Keynote 2: Defining excellence by partnership and not value, in a post marketised HE landscape' by Sayed Alkadiri (Former Middlesex University Student Union Vice President (2015-16))

Keynote report by Celia Cozens (Online Learning Content Manager, CAPE)
To read the session abstract which was submitted prior to the conference please click here.

 

Video recording of the session: 


To read the full transcript of the talk that was delivered click here.

 


Sayed Alkadri delivered a vibrant and impassioned address concerning the importance of partnership as the way forward for universities to deliver true value for their students. Setting the scene against a backdrop of rising fees, mounting debt, a new HE bill in process, Brexit and growing inequality, he stressed that we are in turbulent times and students are facing enormous challenges and insecurity.
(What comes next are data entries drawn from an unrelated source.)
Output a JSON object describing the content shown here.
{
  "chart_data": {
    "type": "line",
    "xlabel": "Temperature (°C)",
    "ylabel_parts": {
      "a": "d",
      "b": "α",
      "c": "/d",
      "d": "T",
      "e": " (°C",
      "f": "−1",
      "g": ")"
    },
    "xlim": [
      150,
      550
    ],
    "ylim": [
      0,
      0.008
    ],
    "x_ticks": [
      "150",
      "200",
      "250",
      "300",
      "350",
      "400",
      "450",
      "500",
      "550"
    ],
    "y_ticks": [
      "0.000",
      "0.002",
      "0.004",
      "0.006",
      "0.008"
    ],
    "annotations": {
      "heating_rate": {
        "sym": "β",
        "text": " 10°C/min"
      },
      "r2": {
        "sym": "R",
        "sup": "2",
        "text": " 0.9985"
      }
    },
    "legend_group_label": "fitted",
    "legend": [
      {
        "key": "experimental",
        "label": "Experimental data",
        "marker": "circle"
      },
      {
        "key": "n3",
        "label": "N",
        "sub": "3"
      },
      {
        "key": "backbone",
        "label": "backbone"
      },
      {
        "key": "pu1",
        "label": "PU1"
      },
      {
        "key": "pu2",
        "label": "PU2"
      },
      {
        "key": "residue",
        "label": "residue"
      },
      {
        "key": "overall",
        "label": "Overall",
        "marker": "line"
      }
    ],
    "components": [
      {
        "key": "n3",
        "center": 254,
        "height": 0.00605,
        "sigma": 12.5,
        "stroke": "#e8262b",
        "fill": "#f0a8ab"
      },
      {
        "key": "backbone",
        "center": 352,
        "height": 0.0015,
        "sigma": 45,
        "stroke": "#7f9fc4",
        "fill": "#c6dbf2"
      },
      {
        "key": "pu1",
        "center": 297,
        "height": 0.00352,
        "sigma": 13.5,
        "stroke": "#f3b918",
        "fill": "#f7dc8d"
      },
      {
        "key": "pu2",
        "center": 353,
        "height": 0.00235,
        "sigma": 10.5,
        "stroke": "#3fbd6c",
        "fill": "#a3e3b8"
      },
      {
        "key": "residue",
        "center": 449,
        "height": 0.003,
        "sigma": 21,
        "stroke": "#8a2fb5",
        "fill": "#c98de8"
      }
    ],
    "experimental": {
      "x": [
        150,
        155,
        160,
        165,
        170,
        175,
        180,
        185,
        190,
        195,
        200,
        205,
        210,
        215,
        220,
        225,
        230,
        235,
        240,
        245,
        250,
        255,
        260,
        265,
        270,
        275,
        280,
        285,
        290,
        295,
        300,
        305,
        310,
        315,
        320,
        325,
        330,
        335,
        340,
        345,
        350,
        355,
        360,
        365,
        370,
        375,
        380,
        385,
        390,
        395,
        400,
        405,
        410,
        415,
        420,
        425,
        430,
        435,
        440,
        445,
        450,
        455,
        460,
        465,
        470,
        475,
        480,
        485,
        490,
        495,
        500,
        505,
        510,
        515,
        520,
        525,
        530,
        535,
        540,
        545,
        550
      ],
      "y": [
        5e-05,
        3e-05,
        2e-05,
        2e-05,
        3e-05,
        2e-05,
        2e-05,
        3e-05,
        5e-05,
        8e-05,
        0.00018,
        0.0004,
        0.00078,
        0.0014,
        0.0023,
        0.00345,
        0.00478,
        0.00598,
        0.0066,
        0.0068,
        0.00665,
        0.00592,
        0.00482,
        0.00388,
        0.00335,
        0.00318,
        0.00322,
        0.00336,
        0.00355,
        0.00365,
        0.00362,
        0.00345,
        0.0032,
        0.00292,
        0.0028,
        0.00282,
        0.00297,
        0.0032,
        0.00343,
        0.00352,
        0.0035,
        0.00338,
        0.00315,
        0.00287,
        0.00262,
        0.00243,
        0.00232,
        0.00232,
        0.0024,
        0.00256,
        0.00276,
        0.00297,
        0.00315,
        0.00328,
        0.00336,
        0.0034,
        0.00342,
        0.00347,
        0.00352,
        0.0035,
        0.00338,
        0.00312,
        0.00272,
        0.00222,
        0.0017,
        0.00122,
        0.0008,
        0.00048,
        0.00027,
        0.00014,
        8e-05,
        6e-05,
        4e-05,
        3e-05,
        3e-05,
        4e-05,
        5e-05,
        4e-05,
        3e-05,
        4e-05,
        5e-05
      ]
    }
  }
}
This environment has led students to question what value they are getting for their fees and whether it is indeed worth going to university in the current climate. Sayed suggested that most students’ unions, faced with these challenges have adopted one of two stances – either they oppose all fees and fight any further rises, or they accept the status quo and work with students as ‘consumers’, trying to improve the quality and quantity of education that they get for their fees.

Sayed proposed a third way – one that is being championed by Middlesex University – that of ‘partnership’ between all. He argued that we have to accept that we live in a marketised HE environment but should work to replace the ‘student as consumer’ with the concept of student as partner. He stressed that this should be a true partnership where students become ‘powerful partners’ who work with executive, academics, support staff and administrators to develop their own learning through co-design and co-development of the curriculum. Sayed went on to argue that it is not enough to simply provide a course representative system as this represents an activity rather than an ethos, which is how partnership should be seen; it should be embedded at all levels and be a genuine meeting of equals with shared goals. He concluded by saying that Middlesex will continue to champion the partnership ideal, not only in the University but in the local community, in London and beyond.